Notizie Risultati
Serie A

L'involuzione di Perotti, da perno a esubero della Roma

12:39 CEST 23/05/17
Diego Perotti Roma Serie A
Preoccupante la differenza di rendimento tra il girone d'andata e quello di ritorno: il suo status alla Roma è cambiato e Perotti rischia la cessione.

Tre goal e due assist nelle prime due partite, un ruolo da protagonista nello scacchiere della Roma e la fiducia incondinzionata di Spalletti.  La stagione di Diego Perotti in giallorosso era iniziata alla grande ed è proseguita su ottimi livelli almeno sino a gennaio.

L'argentino ha chiuso il girone d'andata con 6 goal e 6 assist, giocando titolare 13 partite su 16. Impiegato in tutti i ruoli dell'attacco da Spalletti, rappresentava un perno fondamentale per il sistema offensivo offensivo della Roma.

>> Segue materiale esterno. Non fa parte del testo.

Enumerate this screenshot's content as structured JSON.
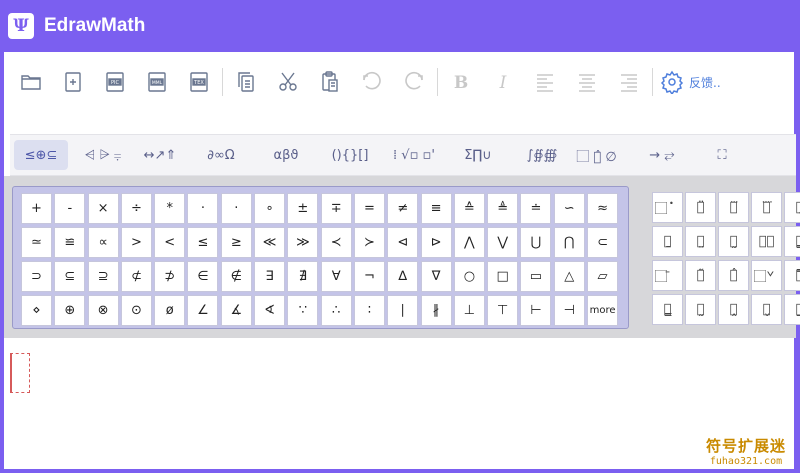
{
  "app": {
    "title": "EdrawMath",
    "logo_glyph": "Ψ",
    "brand_color": "#7b5ff0"
  },
  "toolbar": {
    "buttons": [
      {
        "name": "open-folder-icon"
      },
      {
        "name": "new-file-icon"
      },
      {
        "name": "export-pic-icon"
      },
      {
        "name": "export-mml-icon"
      },
      {
        "name": "export-tex-icon"
      },
      {
        "name": "copy-icon"
      },
      {
        "name": "cut-icon"
      },
      {
        "name": "paste-icon"
      },
      {
        "name": "undo-icon"
      },
      {
        "name": "redo-icon"
      },
      {
        "name": "bold-icon"
      },
      {
        "name": "italic-icon"
      },
      {
        "name": "align-left-icon"
      },
      {
        "name": "align-center-icon"
      },
      {
        "name": "align-right-icon"
      },
      {
        "name": "settings-icon"
      }
    ],
    "feedback_label": "反馈.."
  },
  "palette_tabs": [
    {
      "label": "≤⊕⊆",
      "active": true
    },
    {
      "label": "⩤ ⩥ ⩦",
      "active": false
    },
    {
      "label": "↔↗⇑",
      "active": false
    },
    {
      "label": "∂∞Ω",
      "active": false
    },
    {
      "label": "αβϑ",
      "active": false
    },
    {
      "label": "(){}[]",
      "active": false
    },
    {
      "label": "⁞ √▫ ▫'",
      "active": false
    },
    {
      "label": "Σ∏∪",
      "active": false
    },
    {
      "label": "∫∯∰",
      "active": false
    },
    {
      "label": "⃞ ⃞̂ ∅",
      "active": false
    },
    {
      "label": "→ ⥂",
      "active": false
    },
    {
      "label": "⛶",
      "active": false
    }
  ],
  "symbols": [
    "+",
    "-",
    "×",
    "÷",
    "*",
    "·",
    "·",
    "∘",
    "±",
    "∓",
    "=",
    "≠",
    "≡",
    "≙",
    "≜",
    "≐",
    "∽",
    "≈",
    "≃",
    "≌",
    "∝",
    ">",
    "<",
    "≤",
    "≥",
    "≪",
    "≫",
    "≺",
    "≻",
    "⊲",
    "⊳",
    "⋀",
    "⋁",
    "⋃",
    "⋂",
    "⊂",
    "⊃",
    "⊆",
    "⊇",
    "⊄",
    "⊅",
    "∈",
    "∉",
    "∃",
    "∄",
    "∀",
    "¬",
    "∆",
    "∇",
    "○",
    "□",
    "▭",
    "△",
    "▱",
    "⋄",
    "⊕",
    "⊗",
    "⊙",
    "ø",
    "∠",
    "∡",
    "∢",
    "∵",
    "∴",
    "∶",
    "∣",
    "∦",
    "⊥",
    "⊤",
    "⊢",
    "⊣",
    "more"
  ],
  "accents": [
    "⃞̇",
    "⃞̈",
    "⃞⃛",
    "⃞⃜",
    "⃞̣",
    "⃞̱",
    "⃞̤",
    "⃞̰",
    "⃞⃨",
    "⃞̳",
    "⃞̄",
    "⃞̃",
    "⃞̂",
    "⃞̌",
    "⃞̿",
    "⃞̳",
    "⃞̰",
    "⃞̭",
    "⃞̬",
    "⃞̲"
  ],
  "watermark": {
    "cn": "符号扩展迷",
    "url": "fuhao321.com"
  }
}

Per questo motivo, nessuno si sarebbe potuto aspettare un'involuzione del genere. Nel girone di ritorno, infatti, qualcosa si è rotto e Perotti è scivolato progressivamente indietro nelle gerarchie d'attacco dei giallorossi. Spesso spento e poco ispirato, è passato da titolare a semplice alternativa per Spalletti.

Solo 7 le presenze dal primo minuto su 15 gare totali, mentre sono 8 le volte che è stato impiegato a partita in corso. Netta anche la differenza di minutaggio: rispetto al girone d'andata Perotti ha giocato praticamente 300 minuti in meno. E nelle ultime cinque partite, nello specifico, Spalletti gli ha quasi sempre preferito El Shaarawy.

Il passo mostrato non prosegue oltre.